The government then launched the "Ahorro Hipotecario" program in July 2014, offering mortgage-refinancing to some 10,000 low- to moderate-income Puerto Rican families, backed by a USD63 million fund.

Under the scheme, qualifying homeowners can get new loans worth 100% of the appraised value of their property. This permits a considerable reduction in their interest rate, resulting in lower monthly payments.

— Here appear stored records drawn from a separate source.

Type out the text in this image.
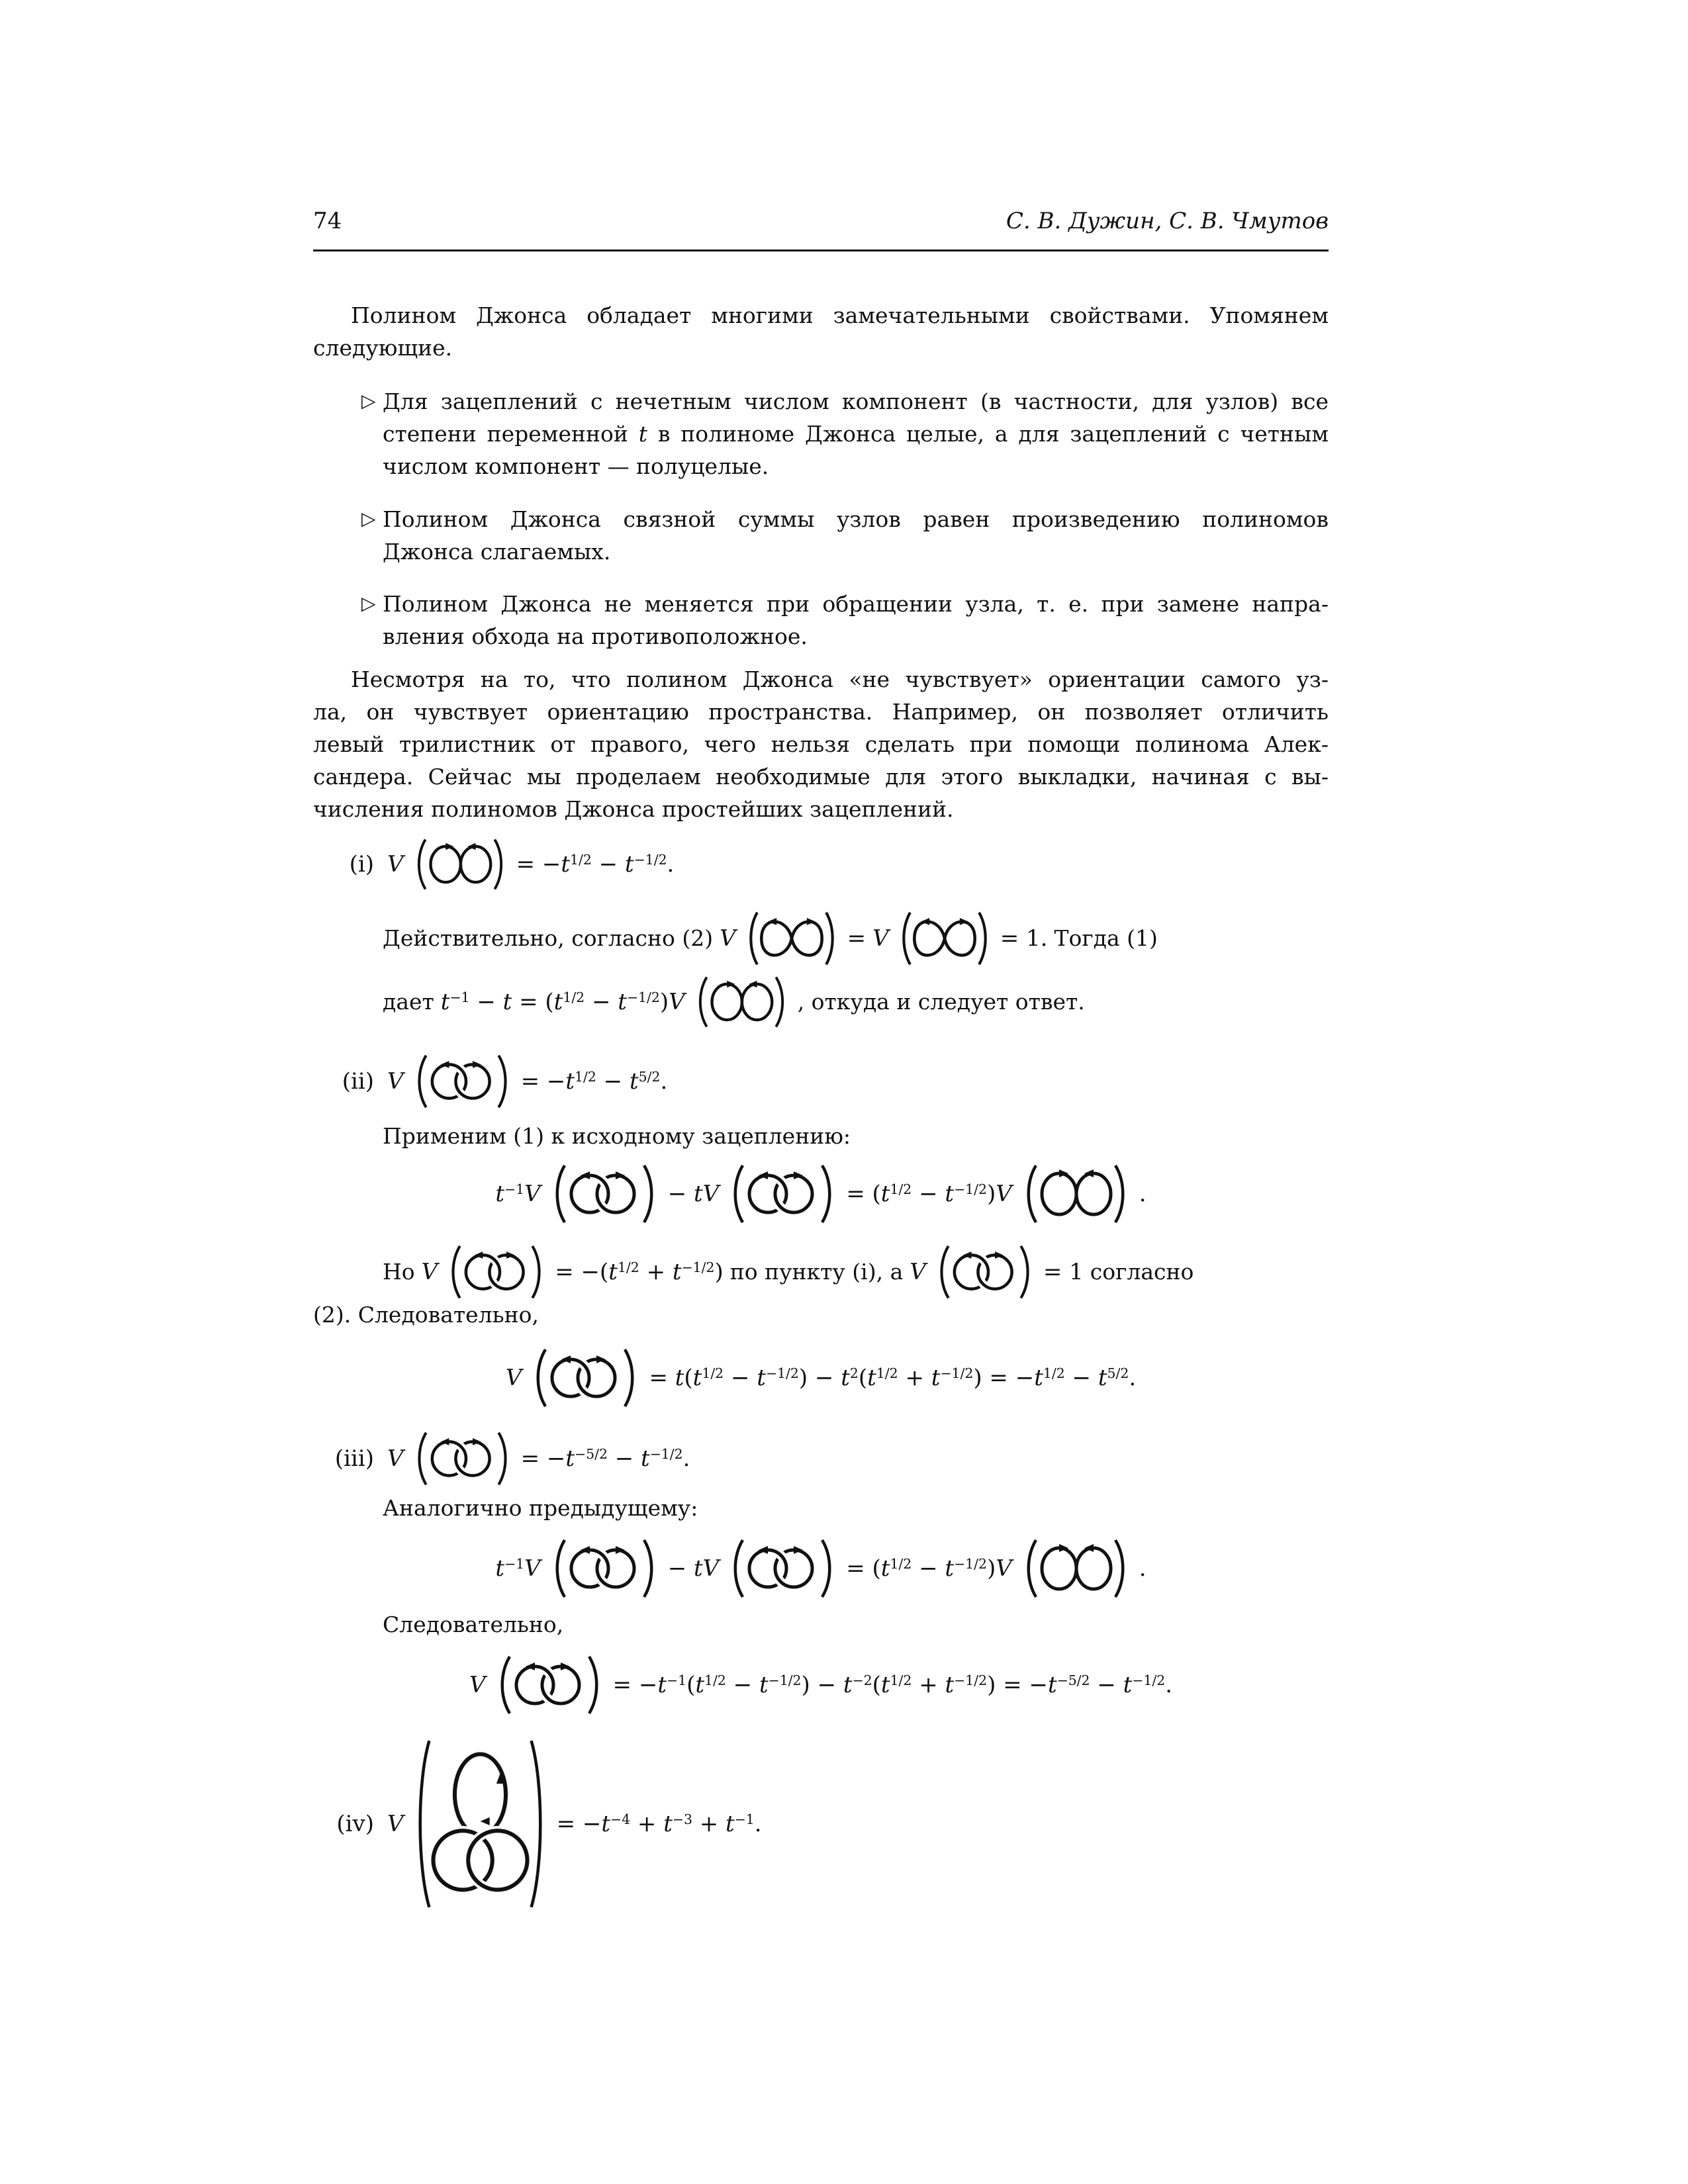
74	С. В. Дужин, С. В. Чмутов
Полином Джонса обладает многими замечательными свойствами. Упомянем
следующие.
▷ Для зацеплений с нечетным числом компонент (в частности, для узлов) все
степени переменной t в полиноме Джонса целые, а для зацеплений с четным
числом компонент — полуцелые.
▷ Полином Джонса связной суммы узлов равен произведению полиномов
Джонса слагаемых.
▷ Полином Джонса не меняется при обращении узла, т. е. при замене напра-
вления обхода на противоположное.
Несмотря на то, что полином Джонса «не чувствует» ориентации самого уз-
ла, он чувствует ориентацию пространства. Например, он позволяет отличить
левый трилистник от правого, чего нельзя сделать при помощи полинома Алек-
сандера. Сейчас мы проделаем необходимые для этого выкладки, начиная с вы-
числения полиномов Джонса простейших зацеплений.
(i) V	= $-t^{1/2} - t^{-1/2}$.
Действительно, согласно (2) V	= V	= 1. Тогда (1)
дает $t^{-1} - t = (t^{1/2} - t^{-1/2})V$	, откуда и следует ответ.
(ii) V	= $-t^{1/2} - t^{5/2}$.
Применим (1) к исходному зацеплению:
$t^{-1}V$	− tV	= $(t^{1/2} - t^{-1/2})V$	.
Но V	= $-(t^{1/2} + t^{-1/2})$ по пункту (i), а V	= 1 согласно
(2). Следовательно,
V	= $t(t^{1/2} - t^{-1/2}) - t^2(t^{1/2} + t^{-1/2}) = -t^{1/2} - t^{5/2}$.
(iii) V	= $-t^{-5/2} - t^{-1/2}$.
Аналогично предыдущему:
$t^{-1}V$	− tV	= $(t^{1/2} - t^{-1/2})V$	.
Следовательно,
V	= $-t^{-1}(t^{1/2} - t^{-1/2}) - t^{-2}(t^{1/2} + t^{-1/2}) = -t^{-5/2} - t^{-1/2}$.
(iv) V	= $-t^{-4} + t^{-3} + t^{-1}$.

New law to expedite permits

In another move to attract investment “Act 19-2017”, better known as the Puerto Rico Permit Process Reform Act, was signed into law in April 2017 to improve the island´s competitiveness, attract investment and buoy the ailing economy. Major effects:

  • The introduction of a single permit, in which all licenses, authorizations and certifications will be consolidated;
  • The imposition of time limits for the issuance of permits, ranging from 30 days from ministerial permits to 180 days for projects that require either a public hearing or an environmental impact evaluation.
  • The establishment of Unified Information System for the filing and processing of permits, authorizations, licenses and certifications for land uses and operation of businesses;

Rental yields are good, but rental market remains soft

Rental yields in Puerto Rico remain good, according to the Global Property Guide research. Average rental yields on 2 bedroom apartments in San Juan stood at 7.1%, slightly down from 7.3% a year earlier. For 3-bedroom apartments, the average rental yield stood at 7.3%, down from 8.3% the previous year.

There was insufficient data on apartments in coastal areas of Puerto Rico such as Condado, Miramar and Dorado, but two years ago they had much lower rental returns at 3.8%.

Despite good yields, Puerto Rico’s rental market remains soft, with currently about 12.8% vacancy rate, up from 10% in 2010 and 7.4% in 2000, according to the U.S. Department of Housing and Urban Development (HUD).

“Continued population loss in Puerto Rico has led to increasingly soft rental market conditions and rising vacancy rates,” said HUD.

San Juan metro area’s average monthly rent for 2-bedroom apartments amounted to about US$720 while the average rent on 3-bedroom apartments was US$850 per month.

Round trip transaction costs, i.e., the costs of buying and selling a property, are very low in Puerto Rico.

Residential construction remains very weak

Puerto rico residential construction

During 2017:

  • Private residential construction fell by 16.5% to US$480.4 million from a year earlier. This was far below the US$2.1 billion residential construction recorded in 2007, according to the Puerto Rico Planning Board .
  • Public residential construction was US$27.5 million, down 20.5% from a year earlier and just one-eighth of 2007´s US$223.1 million public residential construction.
  • Cement sales, the construction industry´s key indicator, dropped 11.2% to 10.3 million bags in 2017 from the previous year, according to the GDB.

Tourism has not recovered since Hurricane Maria

The island declared itself open for tourism and embarked on a campaign to encourage vacationers only three months after Hurricane Maria and Hurricane Irma struck Puerto Rico. Despite this, tourist arrivals remain sharply down.  From January to August 2018, the total number of tourist hotel registrations dropped sharply by 42% y-o-y to about 1.07 million, according to the GDB.

“This has been one of the biggest challenges the tourism industry has faced to this day,” said Carla Campos of government-owned Puerto Rico Tourism Company (PRTC). “No destination is ever ready to face two back-to-back storms like Irma and Maria.”

The figures were in sharp contrast to a year ago, when about 5,196,800 people visited Puerto Rico, the highest level since 2008, according to Puerto Rico Planning Board.

About 87% of stay-over visitors in Puerto Rico in 2017 came from the United States.

Tourism accounts for about 7% of Puerto Rico’s GDP last year.